Entre os destaques, estão o aumento do preço do petróleo, com possível repasse aos combustíveis, e a elevação das incertezas globais, que tendem a dificultar o processo de convergência da inflação à meta.
Ao mesmo tempo, o Banco Central reconhece que a política de juros elevados já contribuiu para a desaceleração da economia e para algum alívio inflacionário recente.
“Em relação ao cenário doméstico, o resultado do PIB no último trimestre de 2025 evidenciou a desaceleração esperada da atividade econômica, enquanto o mercado de trabalho segue resiliente”, aponta a ata.
BC evita indicar próximos passos
Diferentemente da reunião anterior, o colegiado evitou indicar os próximos passos da política monetária. A sinalização agora é de dependência de dados, em um contexto de elevada incerteza, tanto no cenário externo quanto doméstico.
Os principais pontos da ata que explicam o corte da Selic são:
- Início de um ciclo de ajuste, ainda restritivo: o corte de 0,25 ponto percentual marca o começo de uma “calibração” da política monetária, sem abandonar o caráter contracionista.
- Desaceleração da atividade econômica: o PIB já mostra moderação, refletindo os efeitos defasados dos juros elevados.
- Inflação com sinais de alívio, mas acima da meta: tanto o índice cheio quanto os núcleos desaceleraram, porém seguem pressionados.
- Política monetária já produzindo efeito: o BC avalia que os juros altos foram determinantes para o processo de desinflação.
- Cenário técnico permite ajuste marginal: as projeções indicam inflação de 3,9% em 2026 e 3,3% no horizonte relevante, ainda próximas, mas acima da meta.
Fatores de preocupação destacados pelo Copom
- Guerra no Oriente Médio: aumento da incerteza global e pressão sobre commodities, especialmente petróleo.
- Expectativas de inflação desancoradas: projeções de mercado seguem acima da meta e pioraram após o conflito.
- Inflação de serviços resiliente: sustentada por mercado de trabalho aquecido.
- Riscos fiscais: dúvidas sobre trajetória da dívida pública e disciplina fiscal.
- Volatilidade externa: cenário internacional mais instável, incluindo incertezas sobre a política econômica dos Estados Unidos.
O que pode acontecer na próxima reunião
- Sem orientação explícita: o Copom abandonou o “forward guidance” e não antecipou novo corte.
- Decisão dependerá de dados: próximos passos vão considerar inflação, atividade, câmbio e cenário externo.
- Possibilidade de novos cortes graduais: se a desinflação continuar e a atividade seguir moderando.

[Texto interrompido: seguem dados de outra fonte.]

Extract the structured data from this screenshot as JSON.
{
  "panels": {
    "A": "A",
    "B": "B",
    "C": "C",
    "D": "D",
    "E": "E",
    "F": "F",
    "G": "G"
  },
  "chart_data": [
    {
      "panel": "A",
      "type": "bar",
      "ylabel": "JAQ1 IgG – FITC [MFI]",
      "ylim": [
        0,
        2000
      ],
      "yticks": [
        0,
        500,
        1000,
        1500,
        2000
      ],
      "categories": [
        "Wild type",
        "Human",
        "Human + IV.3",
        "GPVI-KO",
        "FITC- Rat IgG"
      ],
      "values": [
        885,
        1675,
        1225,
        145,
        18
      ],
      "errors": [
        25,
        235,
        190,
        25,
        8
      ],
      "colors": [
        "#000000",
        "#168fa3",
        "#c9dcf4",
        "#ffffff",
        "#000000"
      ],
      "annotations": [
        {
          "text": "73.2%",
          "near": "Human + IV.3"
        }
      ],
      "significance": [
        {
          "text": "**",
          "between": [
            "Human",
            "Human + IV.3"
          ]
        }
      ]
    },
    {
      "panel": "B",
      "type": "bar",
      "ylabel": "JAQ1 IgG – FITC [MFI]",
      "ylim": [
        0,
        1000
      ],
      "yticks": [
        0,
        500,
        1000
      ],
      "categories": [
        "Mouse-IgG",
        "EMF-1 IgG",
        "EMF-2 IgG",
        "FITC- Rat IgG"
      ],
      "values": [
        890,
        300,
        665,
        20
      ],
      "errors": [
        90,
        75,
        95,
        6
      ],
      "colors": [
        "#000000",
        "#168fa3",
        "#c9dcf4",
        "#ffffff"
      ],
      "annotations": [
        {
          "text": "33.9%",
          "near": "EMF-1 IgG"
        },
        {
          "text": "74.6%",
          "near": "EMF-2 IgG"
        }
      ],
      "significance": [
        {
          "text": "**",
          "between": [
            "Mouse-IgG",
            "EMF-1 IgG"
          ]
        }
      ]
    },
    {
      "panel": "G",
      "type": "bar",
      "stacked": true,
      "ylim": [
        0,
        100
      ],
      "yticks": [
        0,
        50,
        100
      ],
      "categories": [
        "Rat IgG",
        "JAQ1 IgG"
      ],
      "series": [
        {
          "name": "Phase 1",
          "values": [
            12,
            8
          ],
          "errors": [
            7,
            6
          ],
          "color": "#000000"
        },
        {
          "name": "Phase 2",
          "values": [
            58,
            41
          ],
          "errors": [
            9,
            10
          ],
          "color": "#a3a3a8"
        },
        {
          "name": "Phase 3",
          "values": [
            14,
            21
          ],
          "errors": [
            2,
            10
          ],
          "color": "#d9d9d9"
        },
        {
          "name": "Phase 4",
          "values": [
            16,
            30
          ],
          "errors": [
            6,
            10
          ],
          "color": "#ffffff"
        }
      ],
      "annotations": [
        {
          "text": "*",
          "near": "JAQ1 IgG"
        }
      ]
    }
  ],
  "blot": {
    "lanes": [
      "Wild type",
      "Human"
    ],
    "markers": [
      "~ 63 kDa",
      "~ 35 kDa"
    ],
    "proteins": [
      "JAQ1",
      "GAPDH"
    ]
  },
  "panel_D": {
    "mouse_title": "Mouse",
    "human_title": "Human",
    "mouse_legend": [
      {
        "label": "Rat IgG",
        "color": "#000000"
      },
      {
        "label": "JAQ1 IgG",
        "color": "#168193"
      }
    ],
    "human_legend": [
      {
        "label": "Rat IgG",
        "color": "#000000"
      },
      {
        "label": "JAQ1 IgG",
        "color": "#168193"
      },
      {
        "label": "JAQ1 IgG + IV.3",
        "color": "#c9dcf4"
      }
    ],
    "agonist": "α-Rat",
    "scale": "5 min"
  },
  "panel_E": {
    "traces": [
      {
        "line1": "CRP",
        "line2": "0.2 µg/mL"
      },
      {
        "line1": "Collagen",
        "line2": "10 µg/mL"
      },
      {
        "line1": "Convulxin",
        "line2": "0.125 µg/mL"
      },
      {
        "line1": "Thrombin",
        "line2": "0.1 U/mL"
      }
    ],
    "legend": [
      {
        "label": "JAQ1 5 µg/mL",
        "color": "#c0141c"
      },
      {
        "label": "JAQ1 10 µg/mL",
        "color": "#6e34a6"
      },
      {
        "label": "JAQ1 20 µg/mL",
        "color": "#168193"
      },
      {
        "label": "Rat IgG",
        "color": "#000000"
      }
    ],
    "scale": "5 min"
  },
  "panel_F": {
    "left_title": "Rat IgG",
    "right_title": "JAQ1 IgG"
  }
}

- Risco de interrupção do ciclo: caso choques externos ou expectativas piorem.
- Juros altos por mais tempo: o BC sinaliza que, com expectativas desancoradas, a política restritiva pode ser prolongada.
A ata reforça que a autoridade monetária continuará mirando a inflação projetada — e não os dados correntes —, considerando o horizonte relevante, atualmente no terceiro trimestre de 2027.
Nesse contexto, a condução da política monetária tende a permanecer cautelosa, com ajustes graduais e dependentes da evolução do cenário econômico.